The Herald (South Africa)

Reactive racism alive on campus

- JONATHAN JANSEN

You could easily have missed it.

At the end of each day of the Decolonial Winter School programme of the University of Cape Town (UCT), there was a single line: “18:00 –19:00 Supper break (POC only)”.

Somebody must have told the university management that POC stood for “persons of colour” and all hell broke loose.

A blacks only dinner this side of apartheid?

A racially exclusive gathering on a public university campus?

The university’s leadership made the rather mild point initially that “entrance to UCT events may not be restricted on the basis of race”, but then, perhaps because of the growing outrage, the vice-chancellor followed up with an “executive statement” to condemn some of the inflammato­ry language used by those running the event.

In the meantime the organisers relented to a change of wording, but not without unleashing a barrage of self-justificat­ory statements.

Blacks need “a safe space” – from threatenin­g whites presumably.

Blacks need to “decompress” without the burden of “the white gaze”.

Blacks need to talk without having to deal with “white guilt” or “white tears” or “white fragility”.

When whites are present in these sessions, “blacks are forced to censor themselves”.

The whites can attend the seminars and workshops, but the dinner is for blacks.

I am not sure where to begin.

With the intellectu­al shallownes­s of arguments (let alone the sloppy use of critical concepts) for racial exclusion that has no solid foundation in the social sciences?

With the political recklessne­ss of pursuing racial separation in the aftermath of apartheid?

With the disingenuo­us position of allowing whites to attend the school, but disallowin­g them from eating with other attendees?

Or with the astounding claim that the group was following “Biko’s decol theory”?

For starters, since when do South Africans enter public debates with a concern about the “fragility” of another social grouping?

Just five minutes of viewing a televised parliament­ary debate will put an end to this kind of pseudo-intellectu­al posturing. We scream and shout at each other.

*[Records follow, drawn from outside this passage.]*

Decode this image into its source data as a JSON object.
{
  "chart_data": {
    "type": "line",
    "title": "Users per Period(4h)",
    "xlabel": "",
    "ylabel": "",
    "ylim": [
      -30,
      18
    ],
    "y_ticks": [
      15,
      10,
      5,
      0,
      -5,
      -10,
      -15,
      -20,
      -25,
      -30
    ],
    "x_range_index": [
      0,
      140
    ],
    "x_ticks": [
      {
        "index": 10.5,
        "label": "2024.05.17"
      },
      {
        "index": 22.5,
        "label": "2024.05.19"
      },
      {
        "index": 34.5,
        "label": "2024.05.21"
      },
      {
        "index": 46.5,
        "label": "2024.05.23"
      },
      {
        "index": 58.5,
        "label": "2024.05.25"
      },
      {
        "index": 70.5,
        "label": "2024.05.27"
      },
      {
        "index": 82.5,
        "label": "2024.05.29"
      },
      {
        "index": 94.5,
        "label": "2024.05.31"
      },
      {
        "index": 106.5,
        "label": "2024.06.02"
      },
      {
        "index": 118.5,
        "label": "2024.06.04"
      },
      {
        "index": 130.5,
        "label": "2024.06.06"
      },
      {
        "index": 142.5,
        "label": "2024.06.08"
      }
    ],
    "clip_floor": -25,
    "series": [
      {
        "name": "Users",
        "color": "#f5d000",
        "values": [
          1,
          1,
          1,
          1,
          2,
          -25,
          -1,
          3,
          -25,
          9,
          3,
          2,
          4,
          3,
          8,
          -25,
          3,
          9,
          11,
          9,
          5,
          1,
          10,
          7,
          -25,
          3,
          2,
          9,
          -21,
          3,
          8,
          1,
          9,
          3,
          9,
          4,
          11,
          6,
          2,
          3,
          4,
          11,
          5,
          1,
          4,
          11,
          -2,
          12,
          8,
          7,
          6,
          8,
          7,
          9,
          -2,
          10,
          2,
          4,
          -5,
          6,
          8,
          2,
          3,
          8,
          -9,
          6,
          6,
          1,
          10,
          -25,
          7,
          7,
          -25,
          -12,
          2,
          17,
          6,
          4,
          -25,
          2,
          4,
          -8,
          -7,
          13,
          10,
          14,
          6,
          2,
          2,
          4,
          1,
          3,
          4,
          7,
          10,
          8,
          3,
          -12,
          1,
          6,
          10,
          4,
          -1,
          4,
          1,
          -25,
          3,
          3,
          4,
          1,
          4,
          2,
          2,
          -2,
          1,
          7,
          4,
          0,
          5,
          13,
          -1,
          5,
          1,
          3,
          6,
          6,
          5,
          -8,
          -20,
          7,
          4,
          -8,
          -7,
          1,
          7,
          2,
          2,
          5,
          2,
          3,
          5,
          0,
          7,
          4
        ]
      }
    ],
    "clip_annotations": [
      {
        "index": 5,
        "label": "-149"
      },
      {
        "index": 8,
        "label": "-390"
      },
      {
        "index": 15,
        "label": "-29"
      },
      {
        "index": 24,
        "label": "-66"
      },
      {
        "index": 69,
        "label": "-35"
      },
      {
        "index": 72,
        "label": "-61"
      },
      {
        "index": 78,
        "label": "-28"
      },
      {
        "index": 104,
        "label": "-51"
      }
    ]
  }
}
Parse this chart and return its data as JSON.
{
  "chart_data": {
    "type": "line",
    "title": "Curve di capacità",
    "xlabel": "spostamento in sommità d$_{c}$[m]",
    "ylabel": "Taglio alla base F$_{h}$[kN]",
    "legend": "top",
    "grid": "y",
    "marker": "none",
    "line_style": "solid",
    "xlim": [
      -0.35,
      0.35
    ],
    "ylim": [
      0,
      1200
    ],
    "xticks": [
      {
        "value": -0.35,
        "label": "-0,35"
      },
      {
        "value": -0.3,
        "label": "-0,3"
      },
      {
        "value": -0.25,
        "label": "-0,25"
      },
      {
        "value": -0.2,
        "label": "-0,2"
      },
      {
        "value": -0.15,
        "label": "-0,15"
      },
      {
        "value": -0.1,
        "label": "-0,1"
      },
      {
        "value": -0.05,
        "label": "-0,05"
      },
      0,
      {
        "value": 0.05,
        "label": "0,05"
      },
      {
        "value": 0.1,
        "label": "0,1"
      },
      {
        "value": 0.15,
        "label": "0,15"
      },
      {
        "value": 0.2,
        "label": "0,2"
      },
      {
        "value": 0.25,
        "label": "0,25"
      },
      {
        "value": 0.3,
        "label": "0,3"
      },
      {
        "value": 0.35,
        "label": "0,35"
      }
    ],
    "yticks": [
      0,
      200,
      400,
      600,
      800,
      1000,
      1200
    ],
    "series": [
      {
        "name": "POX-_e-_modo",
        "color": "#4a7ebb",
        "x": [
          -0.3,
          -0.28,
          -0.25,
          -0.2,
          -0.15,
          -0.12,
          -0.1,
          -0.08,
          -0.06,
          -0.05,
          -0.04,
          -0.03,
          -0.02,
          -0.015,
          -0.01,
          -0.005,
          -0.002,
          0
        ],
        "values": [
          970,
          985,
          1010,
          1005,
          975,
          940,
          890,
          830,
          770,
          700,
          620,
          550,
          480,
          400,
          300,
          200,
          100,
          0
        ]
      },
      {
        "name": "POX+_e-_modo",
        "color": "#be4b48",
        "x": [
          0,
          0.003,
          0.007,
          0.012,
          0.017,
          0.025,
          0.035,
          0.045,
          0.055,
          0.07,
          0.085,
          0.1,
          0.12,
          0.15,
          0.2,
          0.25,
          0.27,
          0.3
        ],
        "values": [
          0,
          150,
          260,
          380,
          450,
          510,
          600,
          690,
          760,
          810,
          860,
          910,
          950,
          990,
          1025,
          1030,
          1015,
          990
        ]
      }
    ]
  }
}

We burn, we insult, we threaten and we demean. Fragility? Give me a break. Incivility is us. When a group of postgradua­te students dresses up racism with faux academic language, beware.

In an article on the controvers­y one of the students signs off as “a radical tea drinker . . . interested [sic] issues of justice, change and decolonial­ity; and aligns with black consciousn­ess, pan-Africanism and libertaria­n socialism”. As I said, posturing. This kind of reactive racism has reared its ugly head before on the UCT campus.

In early March last year the famed Kenyan intellectu­al, Ngugi wa Thiong’o, had his lecture interrupte­d when a few black voices in the audience requested him to ask whites to leave the venue before he spoke.

Ngugi wisely refused to entertain such racism and asked the pertinent question: why could they not voice their criticism with whites present?

When a white person dared to ask a question during Q&A, he was heckled and shut up.

It’s called racism, pure and simple. An Educated Guess It is a nakedly chauvinist­ic and vindictive act meant to return the humiliatio­n of race on a group that composes a mere 9% of the population

The perturbing thing about such pretend radicalism is that it has transmogri­fied powerful concepts such as pan-Africanism and black consciousn­ess into a latter day racism that ironically uses apartheid definition­s of race based on the colour of one’s skin.

It was Steve Biko who said, “Being black is not a matter of pigmentati­on; it is a reflection of a mental attitude”.

The group, therefore, not only misinterpr­ets Biko – he was no racist, either in his choice of friendship­s or in his understand­ing of black consciousn­ess – they also read the man out of context.

To begin with, Biko did not have “a decol theory”.

But in the context of apartheid Biko was indeed against the kind of integratio­n where “whites do all the talking and the blacks the listening”. That was the 1970s. From the list of speakers on the 2018 Decolonial Winter School programme it could be said that blacks were doing all the talking.

Biko wanted a genuine integratio­n, but, he asks, “Does this mean that I am against integratio­n?”

No, says the man who was killed for his ideas.

“If by integratio­n you mean there shall be free participat­ion by all members of a society . . . then I am with you.” The conditions Biko envisaged for “free participat­ion by all” was a democracy where persons could freely express themselves in a changing society.

Make no mistake, this “blacks only” invitation has nothing to do with progressiv­e thought of any kind.

It is a nakedly chauvinist­ic and vindictive act meant to return the humiliatio­n of race on a group that composes a mere 9% of the population.

The official Twitter account of the Winter School betrayed its intentions: “It is time what whites get used to being excluded”.

This mean spiritedne­ss could not be further from Biko’s understand­ing of our endeavours to build a more just society where “in time we shall be in a position to bestow on South Africa the greatest possible gift – a more human face”.

I leave the final word on this exclusiona­ry dinner to Joanna Flanders, a friend diagnosed with stage four cancer and whose life was dedicated to fighting racism from every quarter: you can never get to inclusion through exclusion.